A su vez, ese mismo narrador nos invitó a recorrer la historia de José Gabriel Condorcanqui desde su infancia antes de convertirse en Túpac Amaru II. Nuestro contador de historias también dio voz a un periodista escolar que era testigo del drama de la violencia política que vivió nuestro país, del racismo y de los miedos de una sociedad agresiva desde el punto de vista de los adolescentes. Nuestro artista le puso rostro a la saga de Paco Yunque, dándole profundidad incluso a los pequeños dibujos que César Vallejo había bosquejado.
Juan Acevedo ha sido para muchos de nosotros el gran narrador de historias que no ha interrumpido aquella labor por más de cinco décadas. De su mano hemos visto emerger nuestra historia de manera bastante clara, con humor, con crítica y con esperanza.

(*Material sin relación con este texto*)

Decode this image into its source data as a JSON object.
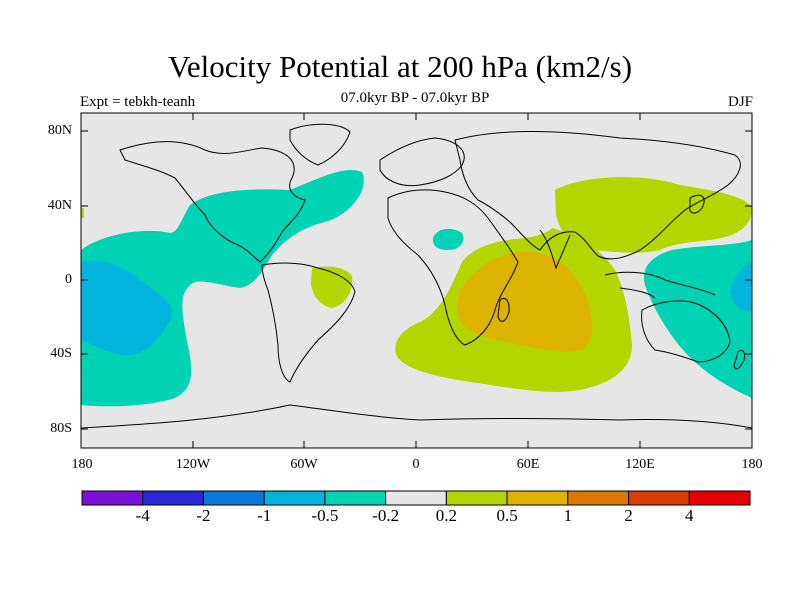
{
  "title": "Velocity Potential at 200 hPa (km2/s)",
  "subtitle": "07.0kyr BP - 07.0kyr BP",
  "experiment_label": "Expt = tebkh-teanh",
  "season_label": "DJF",
  "lat_ticks": [
    "80N",
    "40N",
    "0",
    "40S",
    "80S"
  ],
  "lon_ticks": [
    "180",
    "120W",
    "60W",
    "0",
    "60E",
    "120E",
    "180"
  ],
  "colorbar": {
    "colors": [
      "#7b10d8",
      "#2828d8",
      "#0a78d8",
      "#00b4dc",
      "#00d2b4",
      "#e6e6e6",
      "#b4d600",
      "#dcb400",
      "#dc7800",
      "#dc3c00",
      "#e60000"
    ],
    "labels": [
      "-4",
      "-2",
      "-1",
      "-0.5",
      "-0.2",
      "0.2",
      "0.5",
      "1",
      "2",
      "4"
    ]
  },
  "map_colors": {
    "background": "#e6e6e6",
    "neg_weak": "#00d2b4",
    "neg_moderate": "#00b4dc",
    "pos_weak": "#b4d600",
    "pos_moderate": "#dcb400"
  }
}
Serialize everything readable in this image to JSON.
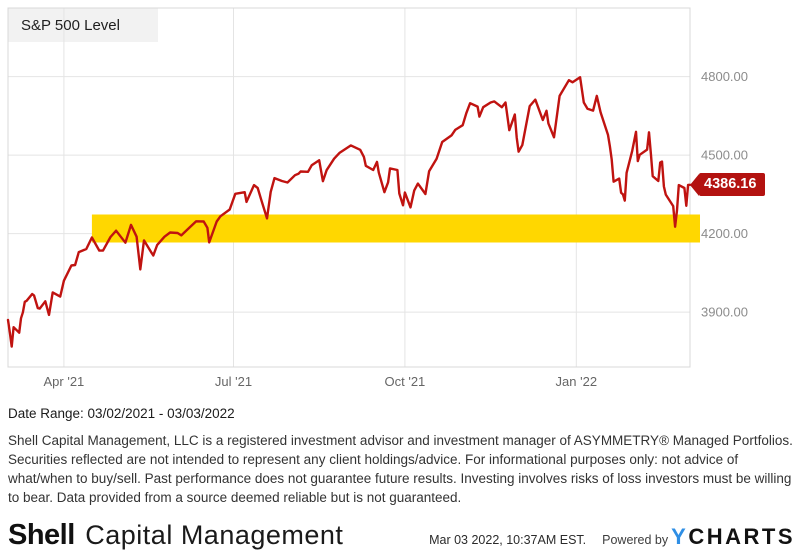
{
  "chart": {
    "series_label_text": "S&P 500 Level"
  },
  "chart_data": {
    "type": "line",
    "title": "S&P 500 Level",
    "x_start": "2021-03-02",
    "x_end": "2022-03-03",
    "xlabel": "",
    "ylabel": "",
    "ylim": [
      3690,
      5062
    ],
    "grid": true,
    "legend_position": "none",
    "x_ticks": [
      {
        "date": "2021-04-01",
        "label": "Apr '21"
      },
      {
        "date": "2021-07-01",
        "label": "Jul '21"
      },
      {
        "date": "2021-10-01",
        "label": "Oct '21"
      },
      {
        "date": "2022-01-01",
        "label": "Jan '22"
      }
    ],
    "y_ticks": [
      {
        "value": 4800,
        "label": "4800.00"
      },
      {
        "value": 4500,
        "label": "4500.00"
      },
      {
        "value": 4200,
        "label": "4200.00"
      },
      {
        "value": 3900,
        "label": "3900.00"
      }
    ],
    "highlight_band": {
      "color": "#ffd700",
      "value_from": 4166,
      "value_to": 4273,
      "start_date": "2021-04-16"
    },
    "last_value_label": {
      "text": "4386.16",
      "value": 4386.16,
      "color": "#b31210"
    },
    "line_color": "#c01310",
    "grid_color": "#e4e4e4",
    "border_color": "#d8d8d8",
    "label_box_color": "#f2f2f2",
    "series": [
      {
        "name": "S&P 500 Level",
        "color": "#c01310",
        "points": [
          [
            "2021-03-02",
            3870
          ],
          [
            "2021-03-03",
            3820
          ],
          [
            "2021-03-04",
            3768
          ],
          [
            "2021-03-05",
            3842
          ],
          [
            "2021-03-08",
            3821
          ],
          [
            "2021-03-09",
            3876
          ],
          [
            "2021-03-10",
            3899
          ],
          [
            "2021-03-11",
            3939
          ],
          [
            "2021-03-12",
            3943
          ],
          [
            "2021-03-15",
            3969
          ],
          [
            "2021-03-16",
            3963
          ],
          [
            "2021-03-18",
            3915
          ],
          [
            "2021-03-19",
            3913
          ],
          [
            "2021-03-22",
            3941
          ],
          [
            "2021-03-24",
            3889
          ],
          [
            "2021-03-26",
            3975
          ],
          [
            "2021-03-30",
            3959
          ],
          [
            "2021-04-01",
            4020
          ],
          [
            "2021-04-05",
            4078
          ],
          [
            "2021-04-07",
            4080
          ],
          [
            "2021-04-09",
            4129
          ],
          [
            "2021-04-13",
            4141
          ],
          [
            "2021-04-16",
            4185
          ],
          [
            "2021-04-20",
            4135
          ],
          [
            "2021-04-22",
            4135
          ],
          [
            "2021-04-26",
            4187
          ],
          [
            "2021-04-29",
            4211
          ],
          [
            "2021-05-04",
            4165
          ],
          [
            "2021-05-07",
            4233
          ],
          [
            "2021-05-10",
            4188
          ],
          [
            "2021-05-12",
            4063
          ],
          [
            "2021-05-14",
            4174
          ],
          [
            "2021-05-18",
            4127
          ],
          [
            "2021-05-19",
            4116
          ],
          [
            "2021-05-21",
            4156
          ],
          [
            "2021-05-25",
            4188
          ],
          [
            "2021-05-28",
            4204
          ],
          [
            "2021-06-01",
            4202
          ],
          [
            "2021-06-03",
            4193
          ],
          [
            "2021-06-08",
            4227
          ],
          [
            "2021-06-11",
            4247
          ],
          [
            "2021-06-15",
            4246
          ],
          [
            "2021-06-17",
            4222
          ],
          [
            "2021-06-18",
            4166
          ],
          [
            "2021-06-22",
            4246
          ],
          [
            "2021-06-24",
            4266
          ],
          [
            "2021-06-29",
            4292
          ],
          [
            "2021-07-02",
            4352
          ],
          [
            "2021-07-07",
            4358
          ],
          [
            "2021-07-08",
            4321
          ],
          [
            "2021-07-12",
            4385
          ],
          [
            "2021-07-14",
            4374
          ],
          [
            "2021-07-16",
            4327
          ],
          [
            "2021-07-19",
            4258
          ],
          [
            "2021-07-21",
            4359
          ],
          [
            "2021-07-23",
            4412
          ],
          [
            "2021-07-27",
            4401
          ],
          [
            "2021-07-30",
            4395
          ],
          [
            "2021-08-03",
            4423
          ],
          [
            "2021-08-05",
            4429
          ],
          [
            "2021-08-06",
            4437
          ],
          [
            "2021-08-10",
            4436
          ],
          [
            "2021-08-12",
            4461
          ],
          [
            "2021-08-16",
            4480
          ],
          [
            "2021-08-18",
            4400
          ],
          [
            "2021-08-20",
            4442
          ],
          [
            "2021-08-24",
            4486
          ],
          [
            "2021-08-27",
            4509
          ],
          [
            "2021-09-02",
            4537
          ],
          [
            "2021-09-07",
            4520
          ],
          [
            "2021-09-09",
            4493
          ],
          [
            "2021-09-10",
            4459
          ],
          [
            "2021-09-14",
            4443
          ],
          [
            "2021-09-16",
            4474
          ],
          [
            "2021-09-17",
            4433
          ],
          [
            "2021-09-20",
            4358
          ],
          [
            "2021-09-22",
            4396
          ],
          [
            "2021-09-23",
            4449
          ],
          [
            "2021-09-27",
            4443
          ],
          [
            "2021-09-28",
            4353
          ],
          [
            "2021-09-30",
            4308
          ],
          [
            "2021-10-01",
            4357
          ],
          [
            "2021-10-04",
            4300
          ],
          [
            "2021-10-06",
            4364
          ],
          [
            "2021-10-08",
            4391
          ],
          [
            "2021-10-12",
            4351
          ],
          [
            "2021-10-14",
            4438
          ],
          [
            "2021-10-18",
            4486
          ],
          [
            "2021-10-21",
            4550
          ],
          [
            "2021-10-26",
            4575
          ],
          [
            "2021-10-28",
            4596
          ],
          [
            "2021-11-01",
            4614
          ],
          [
            "2021-11-03",
            4661
          ],
          [
            "2021-11-05",
            4698
          ],
          [
            "2021-11-09",
            4685
          ],
          [
            "2021-11-10",
            4647
          ],
          [
            "2021-11-12",
            4683
          ],
          [
            "2021-11-16",
            4701
          ],
          [
            "2021-11-18",
            4705
          ],
          [
            "2021-11-22",
            4683
          ],
          [
            "2021-11-24",
            4701
          ],
          [
            "2021-11-26",
            4595
          ],
          [
            "2021-11-29",
            4655
          ],
          [
            "2021-11-30",
            4567
          ],
          [
            "2021-12-01",
            4513
          ],
          [
            "2021-12-03",
            4538
          ],
          [
            "2021-12-07",
            4687
          ],
          [
            "2021-12-10",
            4712
          ],
          [
            "2021-12-14",
            4634
          ],
          [
            "2021-12-16",
            4669
          ],
          [
            "2021-12-17",
            4621
          ],
          [
            "2021-12-20",
            4568
          ],
          [
            "2021-12-23",
            4726
          ],
          [
            "2021-12-28",
            4786
          ],
          [
            "2021-12-30",
            4778
          ],
          [
            "2022-01-03",
            4797
          ],
          [
            "2022-01-05",
            4701
          ],
          [
            "2022-01-07",
            4677
          ],
          [
            "2022-01-10",
            4670
          ],
          [
            "2022-01-12",
            4726
          ],
          [
            "2022-01-14",
            4663
          ],
          [
            "2022-01-18",
            4577
          ],
          [
            "2022-01-19",
            4533
          ],
          [
            "2022-01-20",
            4483
          ],
          [
            "2022-01-21",
            4398
          ],
          [
            "2022-01-24",
            4410
          ],
          [
            "2022-01-25",
            4356
          ],
          [
            "2022-01-26",
            4350
          ],
          [
            "2022-01-27",
            4326
          ],
          [
            "2022-01-28",
            4432
          ],
          [
            "2022-01-31",
            4516
          ],
          [
            "2022-02-02",
            4589
          ],
          [
            "2022-02-03",
            4477
          ],
          [
            "2022-02-04",
            4501
          ],
          [
            "2022-02-08",
            4521
          ],
          [
            "2022-02-09",
            4587
          ],
          [
            "2022-02-10",
            4504
          ],
          [
            "2022-02-11",
            4419
          ],
          [
            "2022-02-14",
            4401
          ],
          [
            "2022-02-15",
            4471
          ],
          [
            "2022-02-16",
            4475
          ],
          [
            "2022-02-17",
            4380
          ],
          [
            "2022-02-18",
            4349
          ],
          [
            "2022-02-22",
            4305
          ],
          [
            "2022-02-23",
            4226
          ],
          [
            "2022-02-24",
            4289
          ],
          [
            "2022-02-25",
            4385
          ],
          [
            "2022-02-28",
            4374
          ],
          [
            "2022-03-01",
            4306
          ],
          [
            "2022-03-02",
            4386
          ],
          [
            "2022-03-03",
            4386.16
          ]
        ]
      }
    ]
  },
  "footer": {
    "date_range": "Date Range: 03/02/2021 - 03/03/2022",
    "disclaimer": "Shell Capital Management, LLC is a registered investment advisor and investment manager of ASYMMETRY® Managed Portfolios. Securities reflected are not intended to represent any client holdings/advice. For informational purposes only: not advice of what/when to buy/sell. Past performance does not guarantee future results. Investing involves risks of loss investors must be willing to bear. Data provided from a source deemed reliable but is not guaranteed.",
    "logo": {
      "bold": "Shell",
      "rest": "Capital Management"
    },
    "timestamp": "Mar 03 2022, 10:37AM EST.",
    "powered_by": "Powered by",
    "ycharts": {
      "y": "Y",
      "rest": "CHARTS",
      "y_color": "#2f8fe5"
    }
  }
}
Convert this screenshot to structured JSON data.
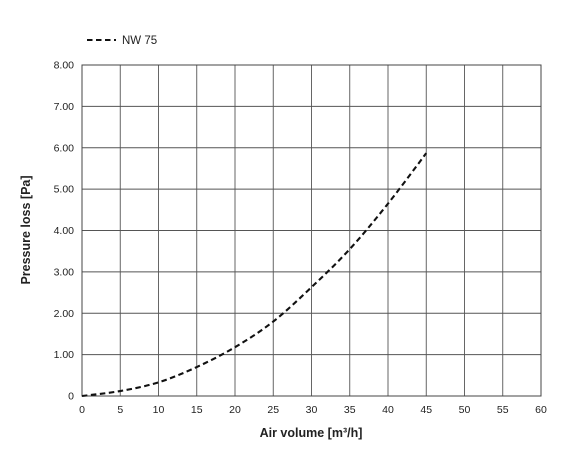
{
  "chart_data": {
    "type": "line",
    "xlabel": "Air volume [m³/h]",
    "ylabel": "Pressure loss [Pa]",
    "xlim": [
      0,
      60
    ],
    "ylim": [
      0,
      8
    ],
    "x_ticks": [
      "0",
      "5",
      "10",
      "15",
      "20",
      "25",
      "30",
      "35",
      "40",
      "45",
      "50",
      "55",
      "60"
    ],
    "y_ticks": [
      "0",
      "1.00",
      "2.00",
      "3.00",
      "4.00",
      "5.00",
      "6.00",
      "7.00",
      "8.00"
    ],
    "grid": true,
    "legend_position": "top-left",
    "series": [
      {
        "name": "NW 75",
        "line_style": "dashed",
        "color": "#111111",
        "x": [
          0,
          5,
          10,
          15,
          20,
          25,
          30,
          35,
          40,
          45
        ],
        "y": [
          0,
          0.12,
          0.33,
          0.7,
          1.18,
          1.8,
          2.63,
          3.55,
          4.65,
          5.87
        ]
      }
    ]
  }
}
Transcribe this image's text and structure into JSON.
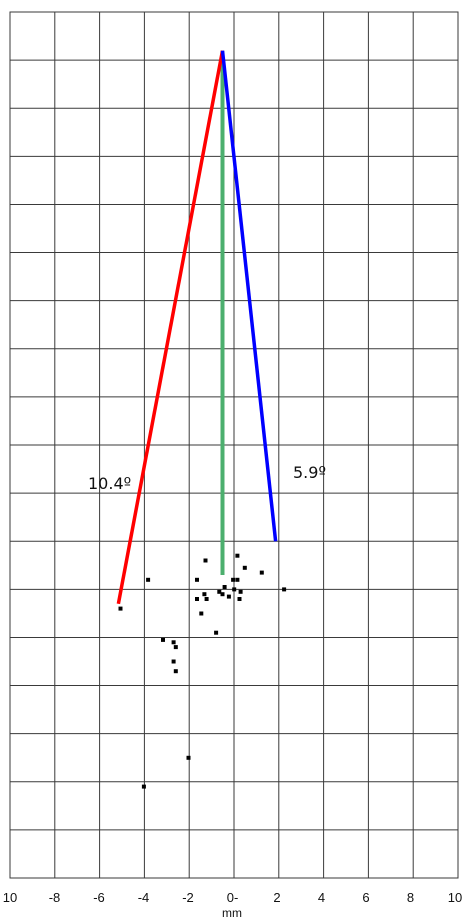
{
  "chart_data": {
    "type": "scatter",
    "xlabel": "mm",
    "x_ticks": [
      "10",
      "-8",
      "-6",
      "-4",
      "-2",
      "0-",
      "2",
      "4",
      "6",
      "8",
      "10"
    ],
    "xlim": [
      -10,
      10
    ],
    "ylim": [
      -1,
      17
    ],
    "grid": true,
    "points": [
      {
        "x": -4.8,
        "y": 4.6
      },
      {
        "x": -3.5,
        "y": 5.2
      },
      {
        "x": -3.7,
        "y": 0.9
      },
      {
        "x": -2.8,
        "y": 3.95
      },
      {
        "x": -2.3,
        "y": 3.9
      },
      {
        "x": -2.2,
        "y": 3.8
      },
      {
        "x": -2.3,
        "y": 3.5
      },
      {
        "x": -2.2,
        "y": 3.3
      },
      {
        "x": -1.6,
        "y": 1.5
      },
      {
        "x": -1.2,
        "y": 5.2
      },
      {
        "x": -1.2,
        "y": 4.8
      },
      {
        "x": -1.0,
        "y": 4.5
      },
      {
        "x": -0.85,
        "y": 4.9
      },
      {
        "x": -0.75,
        "y": 4.8
      },
      {
        "x": -0.8,
        "y": 5.6
      },
      {
        "x": -0.3,
        "y": 4.1
      },
      {
        "x": -0.15,
        "y": 4.95
      },
      {
        "x": 0.0,
        "y": 4.9
      },
      {
        "x": 0.1,
        "y": 5.05
      },
      {
        "x": 0.3,
        "y": 4.85
      },
      {
        "x": 0.5,
        "y": 5.2
      },
      {
        "x": 0.55,
        "y": 5.0
      },
      {
        "x": 0.7,
        "y": 5.2
      },
      {
        "x": 0.7,
        "y": 5.7
      },
      {
        "x": 0.8,
        "y": 4.8
      },
      {
        "x": 0.85,
        "y": 4.95
      },
      {
        "x": 1.05,
        "y": 5.45
      },
      {
        "x": 1.85,
        "y": 5.35
      },
      {
        "x": 2.9,
        "y": 5.0
      }
    ],
    "annotations": [
      {
        "text": "10.4º",
        "color": "#ff0000",
        "from": {
          "x": 0.0,
          "y": 16.2
        },
        "to": {
          "x": -4.9,
          "y": 4.7
        }
      },
      {
        "text": "5.9º",
        "color": "#0000ff",
        "from": {
          "x": 0.0,
          "y": 16.2
        },
        "to": {
          "x": 2.5,
          "y": 6.0
        }
      },
      {
        "text": "",
        "color": "#4caf6e",
        "from": {
          "x": 0.0,
          "y": 16.1
        },
        "to": {
          "x": 0.0,
          "y": 5.3
        }
      }
    ],
    "colors": {
      "grid": "#3a3a3a",
      "points": "#000000",
      "background": "#ffffff"
    }
  }
}
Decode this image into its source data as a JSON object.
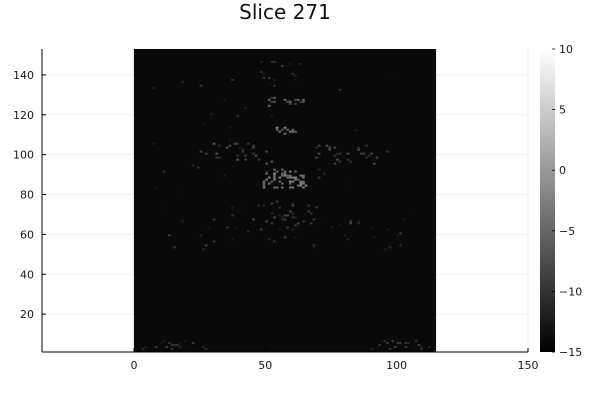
{
  "chart_data": {
    "type": "heatmap",
    "title": "Slice 271",
    "xlabel": "",
    "ylabel": "",
    "xlim": [
      -35,
      150
    ],
    "ylim": [
      1,
      153
    ],
    "x_ticks": [
      0,
      50,
      100,
      150
    ],
    "y_ticks": [
      20,
      40,
      60,
      80,
      100,
      120,
      140
    ],
    "image_extent": {
      "x": [
        0,
        115
      ],
      "y": [
        1,
        153
      ]
    },
    "grid": true,
    "colormap": "grayscale",
    "background_value": -14,
    "colorbar": {
      "min": -15,
      "max": 10,
      "ticks": [
        10,
        5,
        0,
        -5,
        -10,
        -15
      ],
      "tick_labels": [
        "10",
        "5",
        "0",
        "−5",
        "−10",
        "−15"
      ],
      "low_color": "#000000",
      "high_color": "#ffffff"
    },
    "features": [
      {
        "x": 57,
        "y": 87,
        "spread_x": 8,
        "spread_y": 5,
        "value": -4,
        "count": 60
      },
      {
        "x": 57,
        "y": 112,
        "spread_x": 4,
        "spread_y": 2,
        "value": -5,
        "count": 14
      },
      {
        "x": 57,
        "y": 126,
        "spread_x": 7,
        "spread_y": 2,
        "value": -7,
        "count": 16
      },
      {
        "x": 38,
        "y": 100,
        "spread_x": 14,
        "spread_y": 5,
        "value": -9,
        "count": 28
      },
      {
        "x": 82,
        "y": 100,
        "spread_x": 14,
        "spread_y": 5,
        "value": -9,
        "count": 28
      },
      {
        "x": 57,
        "y": 70,
        "spread_x": 12,
        "spread_y": 6,
        "value": -10,
        "count": 30
      },
      {
        "x": 57,
        "y": 140,
        "spread_x": 10,
        "spread_y": 6,
        "value": -11,
        "count": 14
      },
      {
        "x": 57,
        "y": 60,
        "spread_x": 45,
        "spread_y": 8,
        "value": -11,
        "count": 40
      },
      {
        "x": 15,
        "y": 4,
        "spread_x": 12,
        "spread_y": 2,
        "value": -11,
        "count": 20
      },
      {
        "x": 100,
        "y": 4,
        "spread_x": 12,
        "spread_y": 2,
        "value": -11,
        "count": 20
      },
      {
        "x": 57,
        "y": 100,
        "spread_x": 50,
        "spread_y": 40,
        "value": -12,
        "count": 50
      }
    ]
  }
}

Me puedo declarar no solo su seguidor, sino también su discípulo, porque he participado en uno de los muchos talleres que implementó para hacer historietas. En mi caso, era dirigido a educadores y pude aplicar lo aprendido en un proyecto posterior que ayudó a dar voz a varios escolares que encontraron en sus propias historietas una manera de hacer sentir su voz.
Hace poco, la Casa de la Literatura lo anunció como ganador de un merecido premio, que luego nunca fue entregado y que causó la indignación de quienes somos hinchas de Juan. Nuestro historietista no se libra de nuestro cariño y gratitud por mostrarnos, como gran narrador que es, nuestra realidad en HD, pensando siempre en los derechos sociales y con esa mente abierta que solo los grandes creadores tienen.
Cuando en mi trabajo de campo me sentaba a conversar con los niños en las comunidades andinas, casi siempre me contaban cuentos en los que el pequeño cuy salía victorioso frente a sus adversarios usando su ingenio y su optimismo; asumo que estas narraciones tienen larga data. Podríamos decir que Juan es un guardián y continuador de esta tradición ancestral, o tal vez que él mismo es la encarnación del siempre victorioso cuy. ¡Gracias, narrador! Tienes siempre un sitio privilegiado en el fogón de nuestra tribu.